Achieving Improved Mineral Quality for Paint Production
Quality is assuming an increasingly central role throughout industry. The coatings industry is no exception. A major driving force for increased quality emphasis is the need to produce performance-based products at more competitive prices. The driving forces of cost and performance are pushing formulation technology to the limits of raw materials capabilities. In order to design in the necessary consistency, the paint industry is expecting tighter specifications on raw materials. The whole regime of specifications itself is being reevaluated as information requirements become more precise.
Excessive variation of one or more mineral properties can cause paint to perform poorly, or fail altogether, as noted in examples of paint performance problems in the previous section. Lack of raw material consistency can also cause manufacturing problems which require batch adjustments to bring the paint into specification, and potentially yielding inconsistent performance to the customer. The goal of the paint manufacturer is to provide the customer with a high quality product which has no noticeable lot to lot variation. Proper raw material test methods and specification limits are one key to achieving this goal.
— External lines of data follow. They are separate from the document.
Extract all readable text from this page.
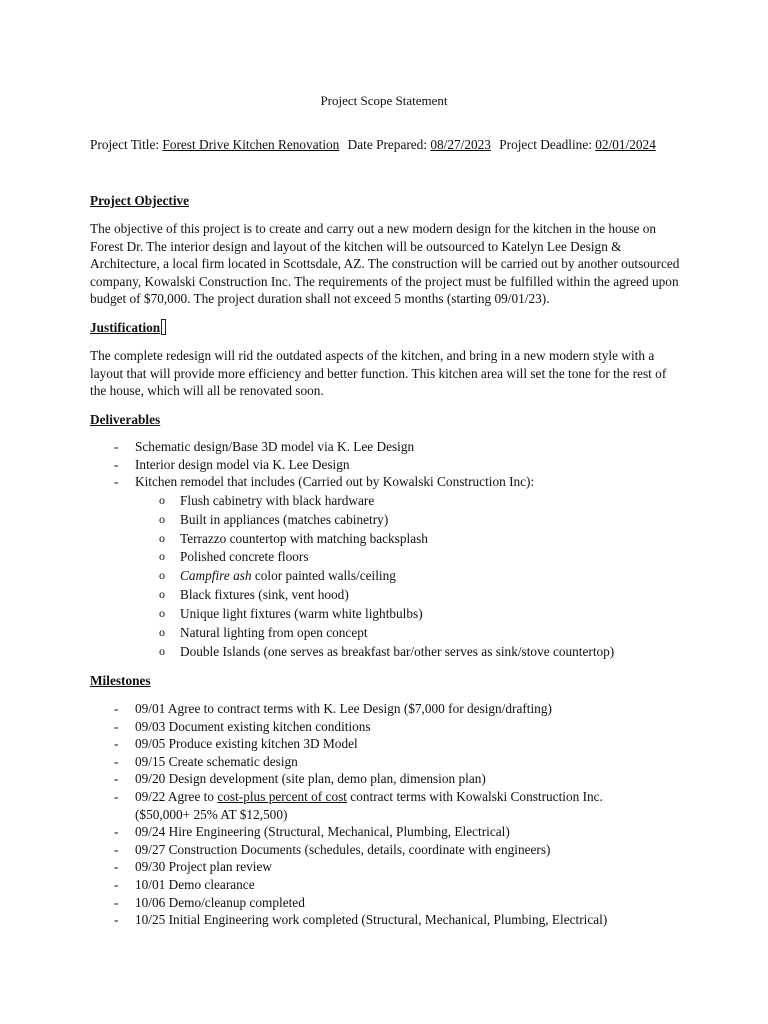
Project Scope Statement
Project Title: Forest Drive Kitchen Renovation Date Prepared: 08/27/2023 Project Deadline: 02/01/2024
Project Objective
The objective of this project is to create and carry out a new modern design for the kitchen in the house on Forest Dr. The interior design and layout of the kitchen will be outsourced to Katelyn Lee Design & Architecture, a local firm located in Scottsdale, AZ. The construction will be carried out by another outsourced company, Kowalski Construction Inc. The requirements of the project must be fulfilled within the agreed upon budget of $70,000. The project duration shall not exceed 5 months (starting 09/01/23).
Justification
The complete redesign will rid the outdated aspects of the kitchen, and bring in a new modern style with a layout that will provide more efficiency and better function. This kitchen area will set the tone for the rest of the house, which will all be renovated soon.
Deliverables
- Schematic design/Base 3D model via K. Lee Design
- Interior design model via K. Lee Design
- Kitchen remodel that includes (Carried out by Kowalski Construction Inc):
o Flush cabinetry with black hardware
o Built in appliances (matches cabinetry)
o Terrazzo countertop with matching backsplash
o Polished concrete floors
o Campfire ash color painted walls/ceiling
o Black fixtures (sink, vent hood)
o Unique light fixtures (warm white lightbulbs)
o Natural lighting from open concept
o Double Islands (one serves as breakfast bar/other serves as sink/stove countertop)
Milestones
- 09/01 Agree to contract terms with K. Lee Design ($7,000 for design/drafting)
- 09/03 Document existing kitchen conditions
- 09/05 Produce existing kitchen 3D Model
- 09/15 Create schematic design
- 09/20 Design development (site plan, demo plan, dimension plan)
- 09/22 Agree to cost-plus percent of cost contract terms with Kowalski Construction Inc.
($50,000+ 25% AT $12,500)
- 09/24 Hire Engineering (Structural, Mechanical, Plumbing, Electrical)
- 09/27 Construction Documents (schedules, details, coordinate with engineers)
- 09/30 Project plan review
- 10/01 Demo clearance
- 10/06 Demo/cleanup completed
- 10/25 Initial Engineering work completed (Structural, Mechanical, Plumbing, Electrical)
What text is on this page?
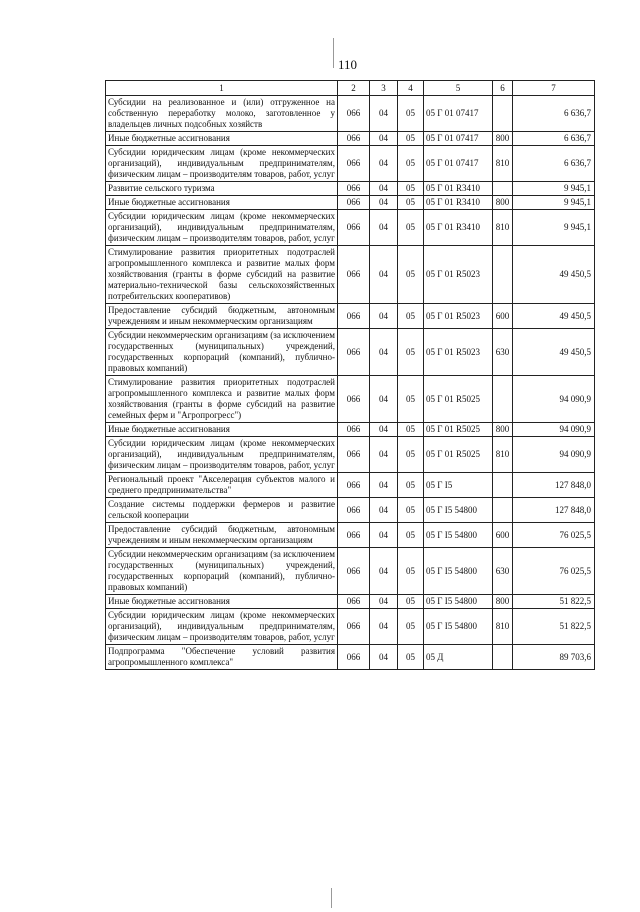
110
1	2	3	4	5	6	7
Субсидии на реализованное и (или) отгруженное на собственную переработку молоко, заготовленное у владельцев личных подсобных хозяйств	066	04	05	05 Г 01 07417		6 636,7
Иные бюджетные ассигнования	066	04	05	05 Г 01 07417	800	6 636,7
Субсидии юридическим лицам (кроме некоммерческих организаций), индивидуальным предпринимателям, физическим лицам – производителям товаров, работ, услуг	066	04	05	05 Г 01 07417	810	6 636,7
Развитие сельского туризма	066	04	05	05 Г 01 R3410		9 945,1
Иные бюджетные ассигнования	066	04	05	05 Г 01 R3410	800	9 945,1
Субсидии юридическим лицам (кроме некоммерческих организаций), индивидуальным предпринимателям, физическим лицам – производителям товаров, работ, услуг	066	04	05	05 Г 01 R3410	810	9 945,1
Стимулирование развития приоритетных подотраслей агропромышленного комплекса и развитие малых форм хозяйствования (гранты в форме субсидий на развитие материально-технической базы сельскохозяйственных потребительских кооперативов)	066	04	05	05 Г 01 R5023		49 450,5
Предоставление субсидий бюджетным, автономным учреждениям и иным некоммерческим организациям	066	04	05	05 Г 01 R5023	600	49 450,5
Субсидии некоммерческим организациям (за исключением государственных (муниципальных) учреждений, государственных корпораций (компаний), публично-правовых компаний)	066	04	05	05 Г 01 R5023	630	49 450,5
Стимулирование развития приоритетных подотраслей агропромышленного комплекса и развитие малых форм хозяйствования (гранты в форме субсидий на развитие семейных ферм и "Агропрогресс")	066	04	05	05 Г 01 R5025		94 090,9
Иные бюджетные ассигнования	066	04	05	05 Г 01 R5025	800	94 090,9
Субсидии юридическим лицам (кроме некоммерческих организаций), индивидуальным предпринимателям, физическим лицам – производителям товаров, работ, услуг	066	04	05	05 Г 01 R5025	810	94 090,9
Региональный проект "Акселерация субъектов малого и среднего предпринимательства"	066	04	05	05 Г I5		127 848,0
Создание системы поддержки фермеров и развитие сельской кооперации	066	04	05	05 Г I5 54800		127 848,0
Предоставление субсидий бюджетным, автономным учреждениям и иным некоммерческим организациям	066	04	05	05 Г I5 54800	600	76 025,5
Субсидии некоммерческим организациям (за исключением государственных (муниципальных) учреждений, государственных корпораций (компаний), публично-правовых компаний)	066	04	05	05 Г I5 54800	630	76 025,5
Иные бюджетные ассигнования	066	04	05	05 Г I5 54800	800	51 822,5
Субсидии юридическим лицам (кроме некоммерческих организаций), индивидуальным предпринимателям, физическим лицам – производителям товаров, работ, услуг	066	04	05	05 Г I5 54800	810	51 822,5
Подпрограмма "Обеспечение условий развития агропромышленного комплекса"	066	04	05	05 Д		89 703,6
It is difficult to overstate the impact environmental issues have on the paint industry. In all likelihood, it is only the beginning. Legislated and self-imposed regulations now drive much of the technology which focuses on reducing harmful contaminants and on developing water-based systems which help reduce volatile organic emissions. The regulations will also alter the mix of minerals which are used by the industry. For example, to meet volatile organic content requirements, the paint industry is reformulating solvent-based coatings towards water-borne, high solids, and powder coatings (Anonymous, 1992). This reformulation is causing a shift in the types and grades of extenders used by the paint industry.
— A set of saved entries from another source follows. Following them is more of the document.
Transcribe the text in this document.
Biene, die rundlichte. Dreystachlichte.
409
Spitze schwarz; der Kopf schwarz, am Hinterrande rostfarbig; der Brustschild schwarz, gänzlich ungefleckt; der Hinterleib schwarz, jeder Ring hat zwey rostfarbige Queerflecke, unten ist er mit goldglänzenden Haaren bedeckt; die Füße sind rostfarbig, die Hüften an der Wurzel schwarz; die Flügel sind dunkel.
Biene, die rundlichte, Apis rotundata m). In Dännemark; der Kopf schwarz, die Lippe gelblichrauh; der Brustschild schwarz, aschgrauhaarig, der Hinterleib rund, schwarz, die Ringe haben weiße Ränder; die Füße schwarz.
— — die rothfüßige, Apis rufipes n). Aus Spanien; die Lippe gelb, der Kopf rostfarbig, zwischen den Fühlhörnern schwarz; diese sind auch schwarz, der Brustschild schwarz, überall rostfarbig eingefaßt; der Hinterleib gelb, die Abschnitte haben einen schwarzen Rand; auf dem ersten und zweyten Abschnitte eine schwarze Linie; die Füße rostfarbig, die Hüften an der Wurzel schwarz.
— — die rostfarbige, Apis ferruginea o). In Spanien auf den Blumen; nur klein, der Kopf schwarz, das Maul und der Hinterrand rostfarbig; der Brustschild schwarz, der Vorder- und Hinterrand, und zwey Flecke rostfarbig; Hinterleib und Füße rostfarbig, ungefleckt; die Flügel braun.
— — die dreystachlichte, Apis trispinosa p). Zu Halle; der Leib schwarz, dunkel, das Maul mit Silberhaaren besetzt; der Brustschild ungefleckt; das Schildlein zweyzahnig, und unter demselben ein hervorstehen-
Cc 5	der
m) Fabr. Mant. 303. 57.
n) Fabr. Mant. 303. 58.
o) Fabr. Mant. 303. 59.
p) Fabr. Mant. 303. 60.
Future Trends in Mineral Use in Paint
Developments in mineral technology for use in paint are driving the industry to higher levels of mineral processing and the use of sophisticated ceramic technology in efforts to develop materials with better consistency, higher cost- effectiveness, and lower environmental and health impact. In the extender area, efforts are proceeding in a number of areas. Additional processing to control particle size distribution and impurity levels is receiving more consideration (or at least a switch to more tightly controlled materials). Some efforts, particularly in the synthetic and processed mineral areas are also aimed at controlling particle shape. This is particularly important in the colored pigment arena, where particle morphologies influence the color of the material and sometimes cause stability problems in colorants and paints.
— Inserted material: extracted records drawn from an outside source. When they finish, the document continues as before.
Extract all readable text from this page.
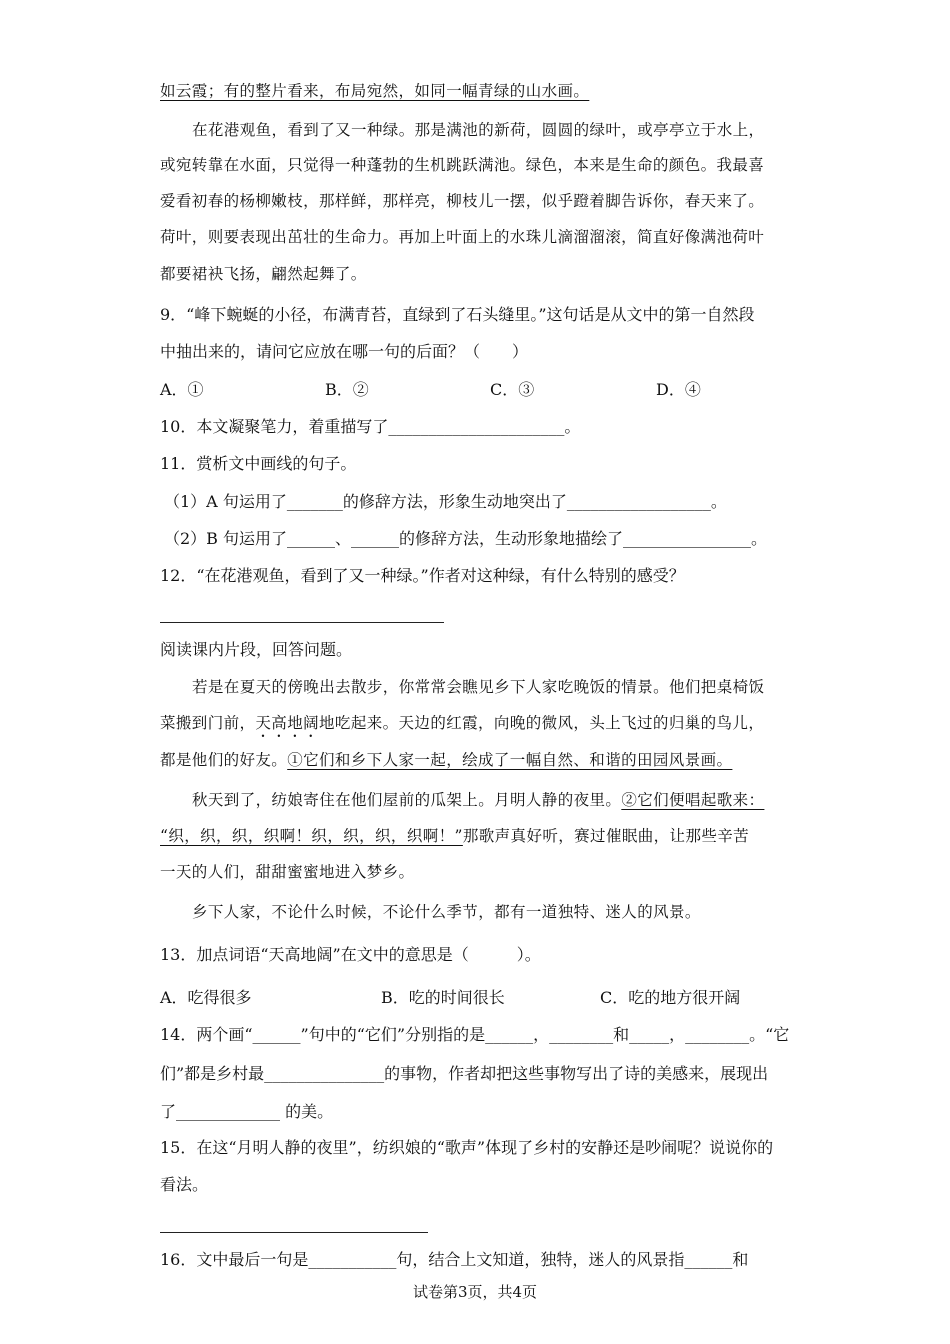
如云霞；有的整片看来，布局宛然，如同一幅青绿的山水画。
在花港观鱼，看到了又一种绿。那是满池的新荷，圆圆的绿叶，或亭亭立于水上，
或宛转靠在水面，只觉得一种蓬勃的生机跳跃满池。绿色，本来是生命的颜色。我最喜
爱看初春的杨柳嫩枝，那样鲜，那样亮，柳枝儿一摆，似乎蹬着脚告诉你，春天来了。
荷叶，则要表现出茁壮的生命力。再加上叶面上的水珠儿滴溜溜滚，简直好像满池荷叶
都要裙袂飞扬，翩然起舞了。
9．“峰下蜿蜒的小径，布满青苔，直绿到了石头缝里。”这句话是从文中的第一自然段
中抽出来的，请问它应放在哪一句的后面？（　　）
A．①	B．②	C．③	D．④
10．本文凝聚笔力，着重描写了______________________。
11．赏析文中画线的句子。
（1）A 句运用了_______的修辞方法，形象生动地突出了__________________。
（2）B 句运用了______、______的修辞方法，生动形象地描绘了________________。
12．“在花港观鱼，看到了又一种绿。”作者对这种绿，有什么特别的感受？
阅读课内片段，回答问题。
若是在夏天的傍晚出去散步，你常常会瞧见乡下人家吃晚饭的情景。他们把桌椅饭
菜搬到门前，天高地阔地吃起来。天边的红霞，向晚的微风，头上飞过的归巢的鸟儿，
都是他们的好友。①它们和乡下人家一起，绘成了一幅自然、和谐的田园风景画。
秋天到了，纺娘寄住在他们屋前的瓜架上。月明人静的夜里。②它们便唱起歌来：
“织，织，织，织啊！织，织，织，织啊！”那歌声真好听，赛过催眠曲，让那些辛苦
一天的人们，甜甜蜜蜜地进入梦乡。
乡下人家，不论什么时候，不论什么季节，都有一道独特、迷人的风景。
13．加点词语“天高地阔”在文中的意思是（　　　）。
A．吃得很多	B．吃的时间很长	C．吃的地方很开阔
14．两个画“______”句中的“它们”分别指的是______，________和_____，________。“它
们”都是乡村最_______________的事物，作者却把这些事物写出了诗的美感来，展现出
了_____________ 的美。
15．在这“月明人静的夜里”，纺织娘的“歌声”体现了乡村的安静还是吵闹呢？说说你的
看法。
16．文中最后一句是___________句，结合上文知道，独特，迷人的风景指______和
试卷第3页，共4页
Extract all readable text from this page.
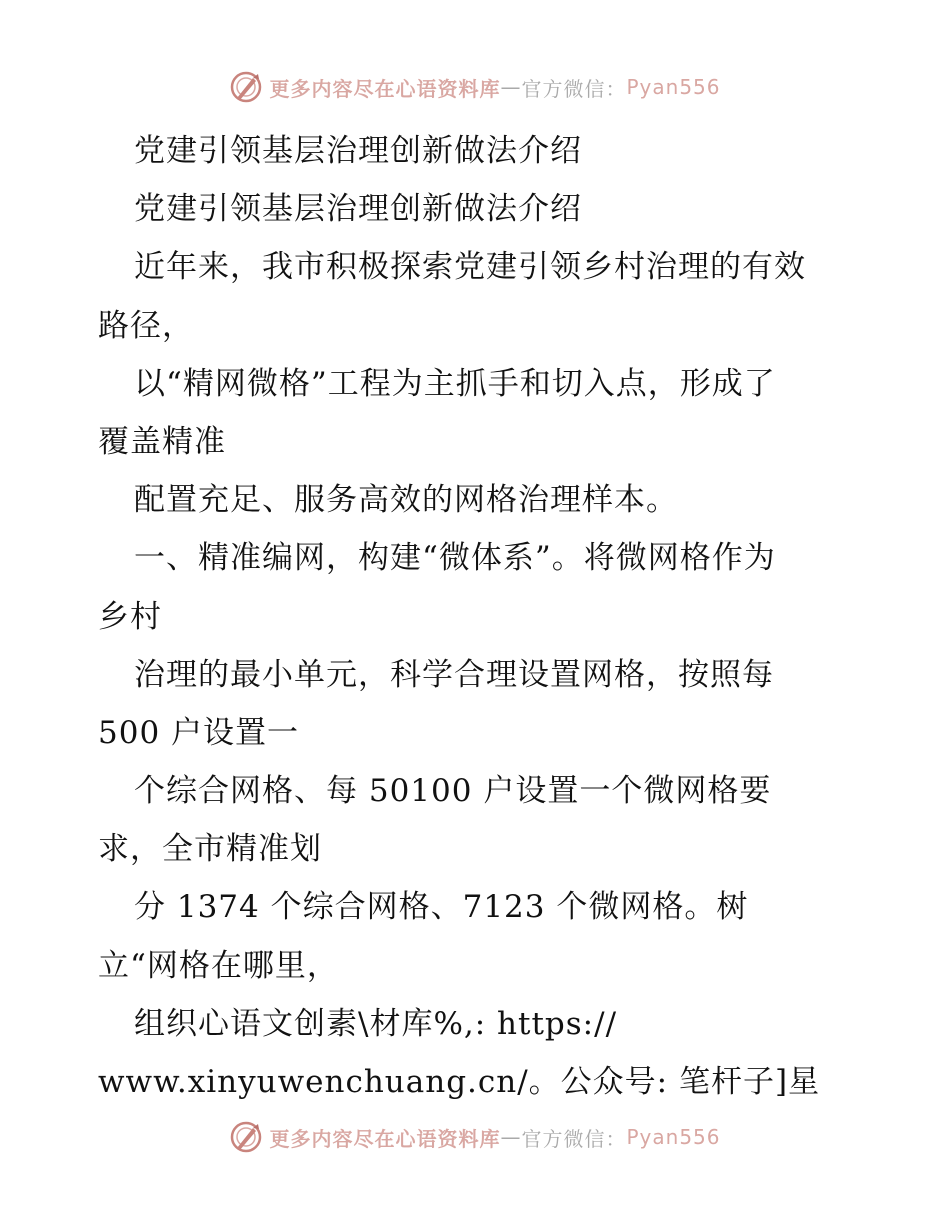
更多内容尽在心语资料库 — 官方微信： Pyan556
党建引领基层治理创新做法介绍
党建引领基层治理创新做法介绍
近年来，我市积极探索党建引领乡村治理的有效
路径，
以“精网微格”工程为主抓手和切入点，形成了
覆盖精准
配置充足、服务高效的网格治理样本。
一、精准编网，构建“微体系”。将微网格作为
乡村
治理的最小单元，科学合理设置网格，按照每
500 户设置一
个综合网格、每 50100 户设置一个微网格要
求，全市精准划
分 1374 个综合网格、7123 个微网格。树
立“网格在哪里，
组织心语文创素\材库%,: https://
www.xinyuwenchuang.cn/。公众号: 笔杆子]星
更多内容尽在心语资料库 — 官方微信： Pyan556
Efforts are also focused on the development of structurally modified minerals, such as structured kaolin clay, to produce better TiO2 extenders with improved dispersion, opacity and tint strength. Other efforts are aimed at surface treating extender minerals with organic and/or inorganic materials to enhance brightness and opacity while altering the particle surface characteristics for better dispersion and suspension stability.